The first gci block loads all of the functions in the Export and Private directories. The -Recurse argument allows me to group functions into subdirectories as appropriate in larger modules.

The second gci block exports only the functions in the Export directory. Notice the use of the -Recurse argument again.

With this structure, my psd1 & psd1 files do not have to change as I add new functions.

Export Functions

I keep functions I want the module to export in this directory. This makes them easy to identify and to export from the .psm1 file.

It is important to distinguish functions you wish to expose to clients from private functions for the same reason you wouldn’t make every class & function public in a nuget package. A Module is a library of functionality. If you expose its internals then clients will become dependent on those internals making it more difficult to modify your implementation.

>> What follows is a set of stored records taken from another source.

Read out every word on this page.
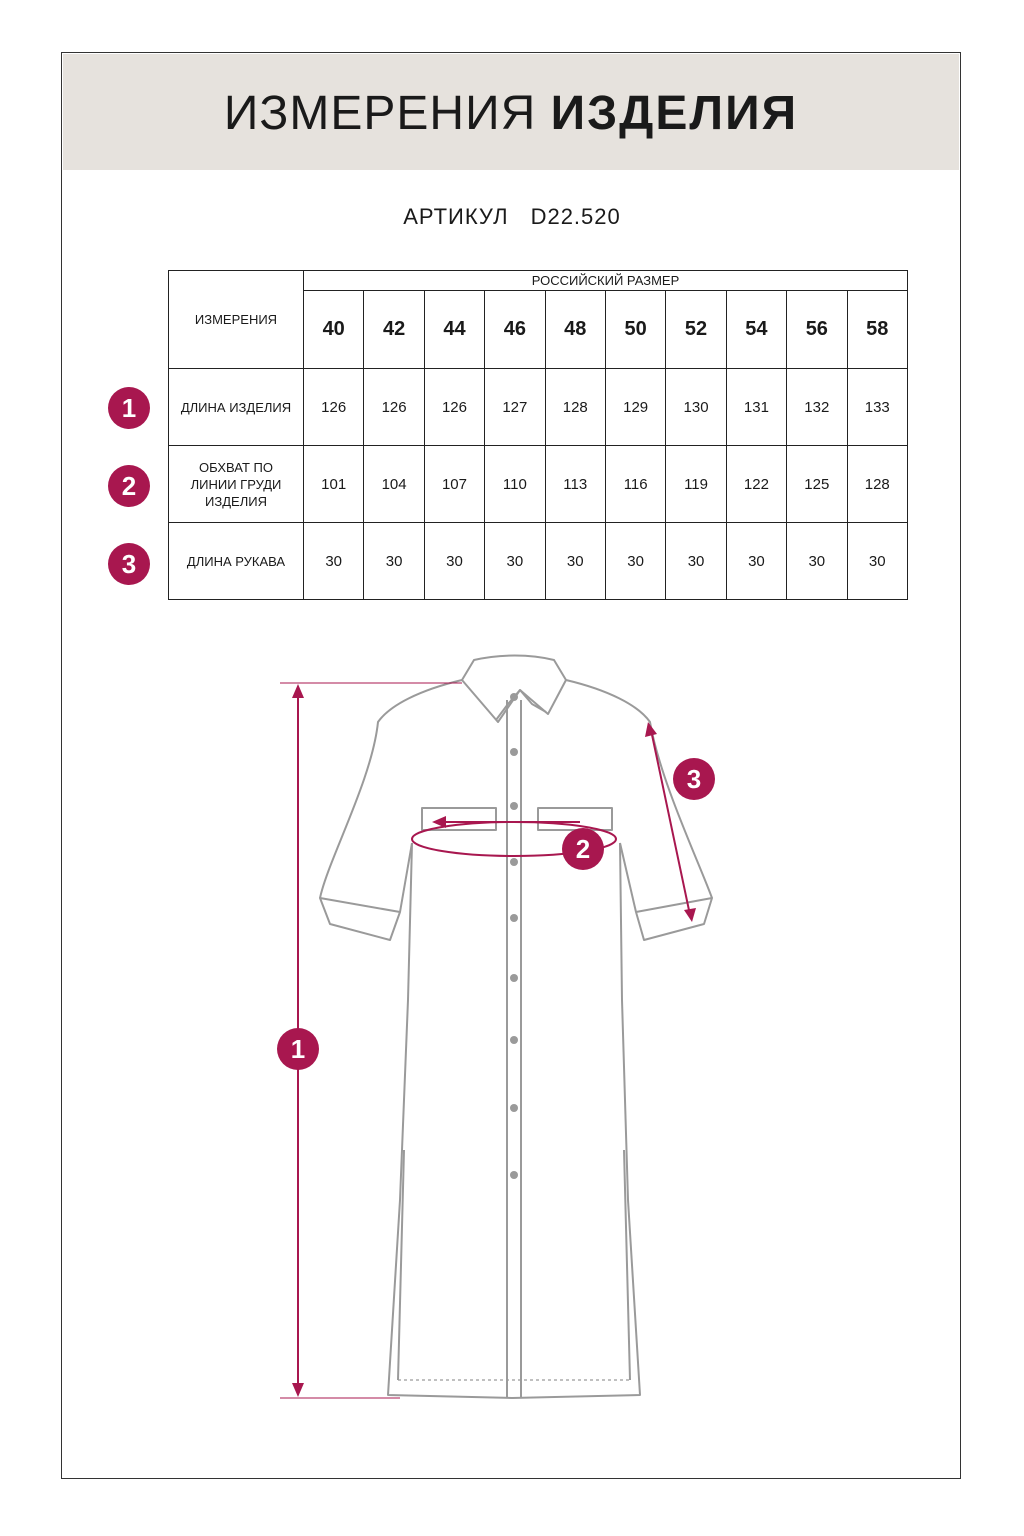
ИЗМЕРЕНИЯ ИЗДЕЛИЯ
АРТИКУЛ D22.520
ИЗМЕРЕНИЯ	РОССИЙСКИЙ РАЗМЕР									
	40	42	44	46	48	50	52	54	56	58
ДЛИНА ИЗДЕЛИЯ	126	126	126	127	128	129	130	131	132	133
ОБХВАТ ПО ЛИНИИ ГРУДИ ИЗДЕЛИЯ	101	104	107	110	113	116	119	122	125	128
ДЛИНА РУКАВА	30	30	30	30	30	30	30	30	30	30
1
2
3
1
2
3
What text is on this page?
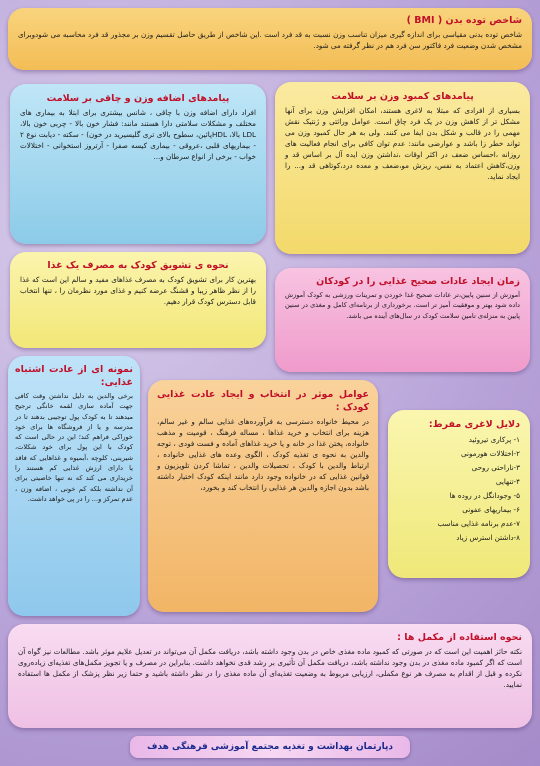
شاخص توده بدن ( BMI )
شاخص توده بدنی مقیاسی برای اندازه گیری میزان تناسب وزن نسبت به قد فرد است .این شاخص از طریق حاصل تقسیم وزن بر مجذور قد فرد محاسبه می شودوبرای مشخص شدن وضعیت فرد فاکتور سن فرد هم در نظر گرفته می شود.
پیامدهای کمبود وزن بر سلامت
بسیاری از افرادی که مبتلا به لاغری هستند، امکان افزایش وزن برای آنها مشکل تر از کاهش وزن در یک فرد چاق است. عوامل وراثتی و ژنتیک نقش مهمی را در قالب و شکل بدن ایفا می کنند. ولی به هر حال کمبود وزن می تواند خطر زا باشد و عوارضی مانند: عدم توان کافی برای انجام فعالیت های روزانه ،احساس ضعف در اکثر اوقات ،نداشتن وزن ایده آل بر اساس قد و وزن،کاهش اعتماد به نفس، ریزش مو،ضعف و معده درد،کوتاهی قد و... را ایجاد نماید.
پیامدهای اضافه وزن و چاقی بر سلامت
افراد دارای اضافه وزن با چاقی ، شانس بیشتری برای ابتلا به بیماری های مختلف و مشکلات سلامتی دارا هستند مانند: فشار خون بالا - چربی خون بالا، LDL بالا، HDLپائین، سطوح بالای تری گلیسیرید در خون) - سکته - دیابت نوع ۲ - بیماریهای قلبی ،عروقی - بیماری کیسه صفرا - آرتروز استخوانی - اختلالات خواب - برخی از انواع سرطان و...
نحوه ی تشویق کودک به مصرف یک غذا
بهترین کار برای تشویق کودک به مصرف غذاهای مفید و سالم این است که غذا را از نظر ظاهر زیبا و قشنگ عرضه کنیم و غذای مورد نظرمان را ، تنها انتخاب قابل دسترس کودک قرار دهیم.
زمان ایجاد عادات صحیح غذایی را در کودکان
آموزش از سنین پایین،تر عادات صحیح غذا خوردن و تمرینات ورزشی به کودک آموزش داده شود بهتر و موفقیت آمیز تر است. برخورداری از برنامه‌ای کامل و مغذی در سنین پایین به منزله‌ی تامین سلامت کودک در سال‌های آینده می باشد.
نمونه ای از عادت اشتباه غذایی:
برخی والدین به دلیل نداشتن وقت کافی جهت آماده سازی لقمه خانگی ترجیح میدهند تا به کودک پول توجیبی بدهند تا در مدرسه و یا از فروشگاه ها برای خود خوراکی فراهم کند؛ این در حالی است که کودک با این پول برای خود شکلات، شیرینی، کلوچه ،آبمیوه و غذاهایی که فاقد یا دارای ارزش غذایی کم هستند را خریداری می کند که نه تنها خاصیتی برای آن نداشته بلکه کم خونی ، اضافه وزن ، عدم تمرکز و... را در پی خواهد داشت.
عوامل موثر در انتخاب و ایجاد عادت غذایی کودک :
در محیط خانواده دسترسی به فرآورده‌های غذایی سالم و غیر سالم، هزینه برای انتخاب و خرید غذاها ، مساله فرهنگ ، قومیت و مذهب خانواده، پختن غذا در خانه و یا خرید غذاهای آماده و فست فودی ، توجه والدین به نحوه ی تغذیه کودک ، الگوی وعده های غذایی خانواده ، ارتباط والدین با کودک ، تحصیلات والدین ، تماشا کردن تلویزیون و قوانین غذایی که در خانواده وجود دارد مانند اینکه کودک اختیار داشته باشد بدون اجازه والدین هر غذایی را انتخاب کند و بخورد،
دلایل لاغری مفرط:
۱- پرکاری تیروئید
۲-اختلالات هورمونی
۳-ناراحتی روحی
۴-تنهایی
۵- وجودانگل در روده ها
۶- بیماریهای عفونی
۷-عدم برنامه غذایی مناسب
۸-داشتن استرس زیاد
نحوه استفاده از مکمل ها :
نکته حائز اهمیت این است که در صورتی که کمبود ماده مغذی خاص در بدن وجود داشته باشد، دریافت مکمل آن می‌تواند در تعدیل علایم موثر باشد. مطالعات نیز گواه آن است که اگر کمبود ماده مغذی در بدن وجود نداشته باشد، دریافت مکمل آن تأثیری بر رشد قدی نخواهد داشت. بنابراین در مصرف و یا تجویز مکمل‌های تغذیه‌ای زیاده‌روی نکرده و قبل از اقدام به مصرف هر نوع مکملی، ارزیابی مربوط به وضعیت تغذیه‌ای آن ماده مغذی را در نظر داشته باشید و حتما زیر نظر پزشک از مکمل ها استفاده نمایید.
دپارتمان بهداشت و تغذیه مجتمع آموزشی فرهنگی هدف
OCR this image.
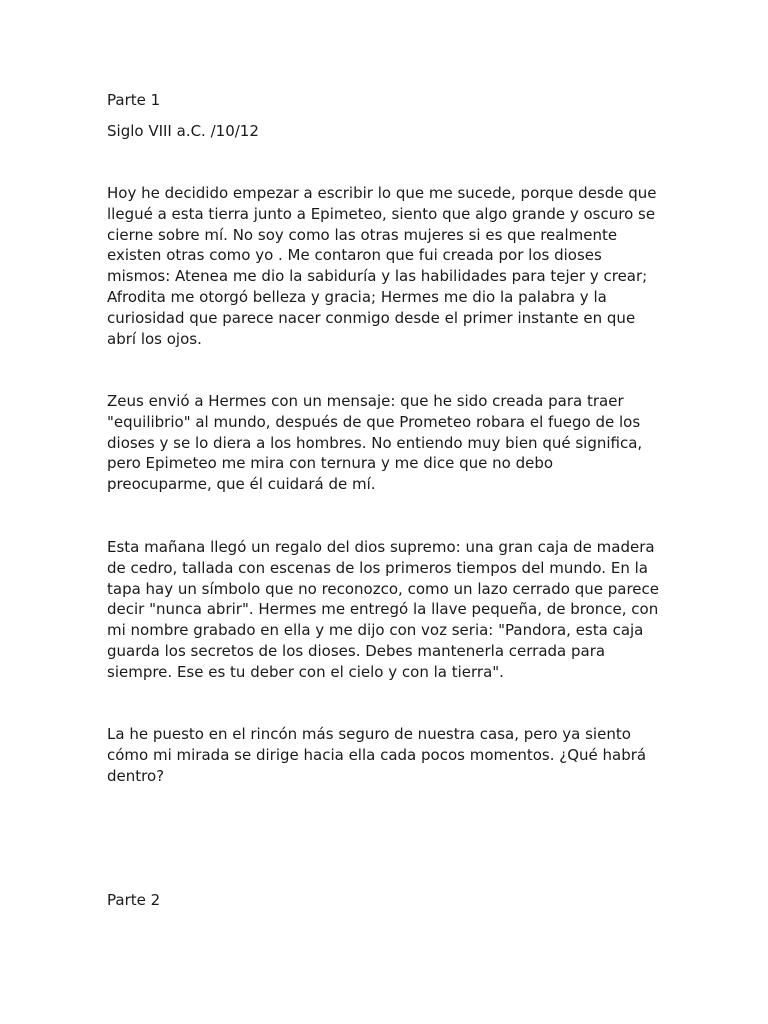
Parte 1
Siglo VIII a.C. /10/12

Hoy he decidido empezar a escribir lo que me sucede, porque desde que
llegué a esta tierra junto a Epimeteo, siento que algo grande y oscuro se
cierne sobre mí. No soy como las otras mujeres si es que realmente
existen otras como yo . Me contaron que fui creada por los dioses
mismos: Atenea me dio la sabiduría y las habilidades para tejer y crear;
Afrodita me otorgó belleza y gracia; Hermes me dio la palabra y la
curiosidad que parece nacer conmigo desde el primer instante en que
abrí los ojos.

Zeus envió a Hermes con un mensaje: que he sido creada para traer
"equilibrio" al mundo, después de que Prometeo robara el fuego de los
dioses y se lo diera a los hombres. No entiendo muy bien qué significa,
pero Epimeteo me mira con ternura y me dice que no debo
preocuparme, que él cuidará de mí.

Esta mañana llegó un regalo del dios supremo: una gran caja de madera
de cedro, tallada con escenas de los primeros tiempos del mundo. En la
tapa hay un símbolo que no reconozco, como un lazo cerrado que parece
decir "nunca abrir". Hermes me entregó la llave pequeña, de bronce, con
mi nombre grabado en ella y me dijo con voz seria: "Pandora, esta caja
guarda los secretos de los dioses. Debes mantenerla cerrada para
siempre. Ese es tu deber con el cielo y con la tierra".

La he puesto en el rincón más seguro de nuestra casa, pero ya siento
cómo mi mirada se dirige hacia ella cada pocos momentos. ¿Qué habrá
dentro?

Parte 2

You should think of public functions like you would an API. It’s shape should be treated as immutable as much as possible.

Private Functions

I keep helper functions I do not wish to expose to module clients here. This makes it easy to exclude them from the calls to Export-ModuleMember in the .psm1 file.

Tests

The Tests directory contains all of my Pester tests. Until a few years ago I didn’t know you could write tests for Powershell. I discovered Pester and assigned a couple of my interns to figure out how to use it. They did and they taught me. Now I can practice TDD with Powershell–and so can you.

Other potential folders

When publishing my modules via PowershellGallery or Chocolatey I have found it necessary to add additional folders & scripts to support the packaging & deployment of the module. I will follow-up with demos of how to do that in a later post.

Summary

I’ve put a lot of thought into how I structure my Powershell modules. These are my “best practices,” but in a world where Powershell best practices are rarely discussed your mileage may vary. Consider this post an attempt to start a conversation.